We can all learn some lessons on how to craft your message from Alexandra Ocasio-Cortez. Known by her initials AOC– just like Notorious BIG (or Notorious RBG) –she’s been writing hard-hitting tweets and making the kind of bold statements that become clickbait in the media and the twittersphere.  But it takes more than a well-turned phrase to become a media darling. When I watched Representative Cortez at a recent Congressional hearing, I understood what makes her so successful at making her message resonate.

AOC understands that her own audience—her voters and supporters– is the one that matters, so she speaks to them, even when she is in a different venue.  Check out the video of Ocasi-Cortez questioning government watchdogs in a Capital Hill hearing. She clearly is speaking first to her audience of progressives who want a vocal advocate on their side. She signals that she understands their concerns and their frustrations, and that she is willing to be their voice in Washington. The person she is questioning is actually a foil for that audience.

As I’ve written before, messaging strategy should always start with audience. The first question I ask new clients is, who do you need to engage to achieve your goal? Most people haven’t thought about their target audiences this specifically. Instead, they target huge swaths of the population, like New Yorkersor millenials. That leads to muddy messaging, which is understandable by everybody but inspiring to nobody.

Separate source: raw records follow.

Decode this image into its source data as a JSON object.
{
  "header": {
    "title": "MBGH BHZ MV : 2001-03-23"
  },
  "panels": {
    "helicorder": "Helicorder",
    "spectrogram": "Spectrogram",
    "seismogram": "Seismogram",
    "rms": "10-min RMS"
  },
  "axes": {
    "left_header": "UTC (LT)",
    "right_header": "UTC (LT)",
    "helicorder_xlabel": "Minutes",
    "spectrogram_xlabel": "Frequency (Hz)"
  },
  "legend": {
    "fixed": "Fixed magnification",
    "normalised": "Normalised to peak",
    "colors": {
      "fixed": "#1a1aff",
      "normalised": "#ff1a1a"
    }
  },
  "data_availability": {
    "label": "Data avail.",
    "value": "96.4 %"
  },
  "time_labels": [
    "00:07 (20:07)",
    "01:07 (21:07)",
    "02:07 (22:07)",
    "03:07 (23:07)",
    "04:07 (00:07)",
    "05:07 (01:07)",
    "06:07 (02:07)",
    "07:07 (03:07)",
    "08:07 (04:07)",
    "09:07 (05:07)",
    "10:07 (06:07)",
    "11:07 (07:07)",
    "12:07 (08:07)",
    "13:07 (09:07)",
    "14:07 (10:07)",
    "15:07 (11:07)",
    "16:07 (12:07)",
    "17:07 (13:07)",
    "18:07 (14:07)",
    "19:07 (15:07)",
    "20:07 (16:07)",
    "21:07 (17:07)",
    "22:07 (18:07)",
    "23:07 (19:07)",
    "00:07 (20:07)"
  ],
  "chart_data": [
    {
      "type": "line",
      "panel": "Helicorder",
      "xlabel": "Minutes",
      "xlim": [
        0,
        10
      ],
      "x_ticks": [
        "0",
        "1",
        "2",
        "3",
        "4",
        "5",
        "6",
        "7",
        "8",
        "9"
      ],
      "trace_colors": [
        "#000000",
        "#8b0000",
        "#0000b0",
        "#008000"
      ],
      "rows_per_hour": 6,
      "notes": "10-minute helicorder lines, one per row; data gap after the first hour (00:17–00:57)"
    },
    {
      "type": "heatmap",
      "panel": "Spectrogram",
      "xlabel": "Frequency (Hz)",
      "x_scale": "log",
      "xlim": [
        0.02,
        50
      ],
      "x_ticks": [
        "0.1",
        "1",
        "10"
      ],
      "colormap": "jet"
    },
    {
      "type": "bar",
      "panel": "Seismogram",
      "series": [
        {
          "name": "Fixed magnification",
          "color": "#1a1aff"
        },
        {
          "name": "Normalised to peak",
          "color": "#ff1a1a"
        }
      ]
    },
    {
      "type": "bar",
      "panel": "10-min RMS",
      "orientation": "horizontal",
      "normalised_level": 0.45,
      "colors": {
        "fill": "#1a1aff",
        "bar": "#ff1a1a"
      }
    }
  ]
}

It is essential to figure out who you need to make your goal a reality. It may be a large group, for example, suburban parents of infants who don’t understand child nutrition, or it may be a single legislator who can advance an important bill. The more targeted your audience is, the easier it will be to develop messages that resonate with them.

Here are some questions to ask yourself to figure out if you are talking in a way that your audience will listen.

  • Who can help you achieve your goals?
  • Where do they live?
  • What do they do for work and fun? Why?
  • What do they care about?
  • Whom do they trust for information and advice?
  • What media do they read, watch or listen to?
  • What social media networks might they use? For what purpose?
  • Why would they care about your issue?
  • What would they be willing to do to help you?